Melis : Tabii ki hemen geçiyorum monitörün karşısına
Melis in masaya hareketlendiğini gören Ayten muzır bir şekilde elinde hazır tuttuğu cep telefonunun kamerasını çalıştırır. Oğuz ise masanın arkasında beyaz çorabın içindeki kırmızı ojeli parmakları daha yakından görebilmenin hazzı içindedir.

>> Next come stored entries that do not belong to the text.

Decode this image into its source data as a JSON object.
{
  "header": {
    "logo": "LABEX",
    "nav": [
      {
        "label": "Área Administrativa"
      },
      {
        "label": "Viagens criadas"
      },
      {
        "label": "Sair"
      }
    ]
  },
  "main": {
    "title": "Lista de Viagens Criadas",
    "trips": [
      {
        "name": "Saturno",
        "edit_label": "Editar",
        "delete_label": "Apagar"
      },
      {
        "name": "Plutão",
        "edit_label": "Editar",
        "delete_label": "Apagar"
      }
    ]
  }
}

Melis oturduğu gibi beyaz ince çoraplı ayaklarını relax biçimde ileri geri sallamaya devam ediyordu. Oğuz kendine dahada yaklaşan bu minyon ayaklar karşısında gittikçe nabız atışlarına hakim olamıyordu. Melis masanın arkasında sallanan kablolara ayaklarının temas etmesine rağmen umursamaz bir şekilde ayağını sağa sola ileri geri sallamakta sakınca görmüyordu. Fakat bu durum masanın arka tarafındaki her saniye aleti sertleşen Oğuz için geçerli değildi. Oğuz bir şekilde bu beyaz ince çoraplara temas etmek için aklından tilkilikler geçiriyordu. O esnada Aklına parlak bir fikir geldi ve sertleşen aletini masanın arkasındaki boşlukta sarkan kabloların hizasına getirdi. Bu sayede Melis in beyaz ince çoraplı minyon ayaklarına ulaşmak daha kolay olacaktı. Melis karşındaki şahsın ereksiyonundan habersiz ayağını sallarken aniden sıcak bir et parçasının temas ettiğini hissetti. Melis yüzünün aldığı ufak bir şaşkınlıkla ayağına temas eden sıcaklığı bir daha yokladı. Beyaz çoraplı minyon ayağını bu et parçasının üstünde ileri geri sürterken karşında kendinden geçen Oğuz un cinsel organı olduğunu anlamakta gecikmedi. Melis in yüzündeki ufak şaşkınlık yerini minyon ayağına internet casino oyuncak bulan bir gülümseye bıraktı. Oğuz aletinin üstünde yumuşaklığını hissettiği oval hareketler yapan beyaz çoraplı kırmızı ojeli ayak parmaklara karşı fazla kayıtsız kalamadı. Melis aniden bacaklarında ve diz kapağı hizasında bulunan eteğinde ayağı ile oynadığı oyuncaktan farklı bir sıcaklık hissetti. Oğuz un aleti öyle bir kıvama gelmişti ki Melis in etek ucu dahil bacaklarını saran süt beyazı ince çoraplarını döl yağmuruna tuttu. O esnada cep telefonu ile gizlice kameraya çeken Ayten i bile içinden “vay be benim çorabıma bile böyle patlamamıştı” dedirtti. Melis Ayten in her an gelmesi telaşı ile diz kapağı hizasındaki eteğinden damlayan menileri temizlemek için ince beyaz çorabını çıkarır. Hadisenin bittiği gören Ayten dışardan geliyormuş gibi sokak kapına doğru yönelir.
Melis : Lütfen bundan Ayten e bahsetmeyelim.
Oğuz : Kesinlikle bana güvenebilirsin ( Kendinden geçmiş bir halde )
Oğuz dışarıdan gelen kapı sesi ile boşalmanın verdiği sarsıntıyla kitlenen dizlerini ve baldırlarını toparlamaya çalışır. Salona gelen Ayten in yüzünde sinsi bir gülümseme var.
Ayten : Hayırdır Melis ! Çoraplarına ne oldu ?
Melis : Hiç sorma Ayten. Sandalyeye otururken çorabımı bi yere takdırdım herhalde, çok kötü kaçtı.
Melis : Ayten senin yanında yedek çorabın var mı ? Ben yanıma almayı unutmuşum ( Mahçup bir ses tonu ile)
Ayten : Dolabımda olucaktı Melis fakat ince siyah çorap var beyaz renk yok.
Melis : Olsun canım rengi sorun değil
Oğuz ise olup bitenler karşısında kafası iyice karışmıştır. Acaba Ayten in kendisine bahsettiği sürpriz yaşamış olduğu bu hadisemi idi ? Ayten yüzünde hafif bir sırıtma tebessümü ile salona geri döner.
Ayten : Oğuz abi monitörü ayarladın mı?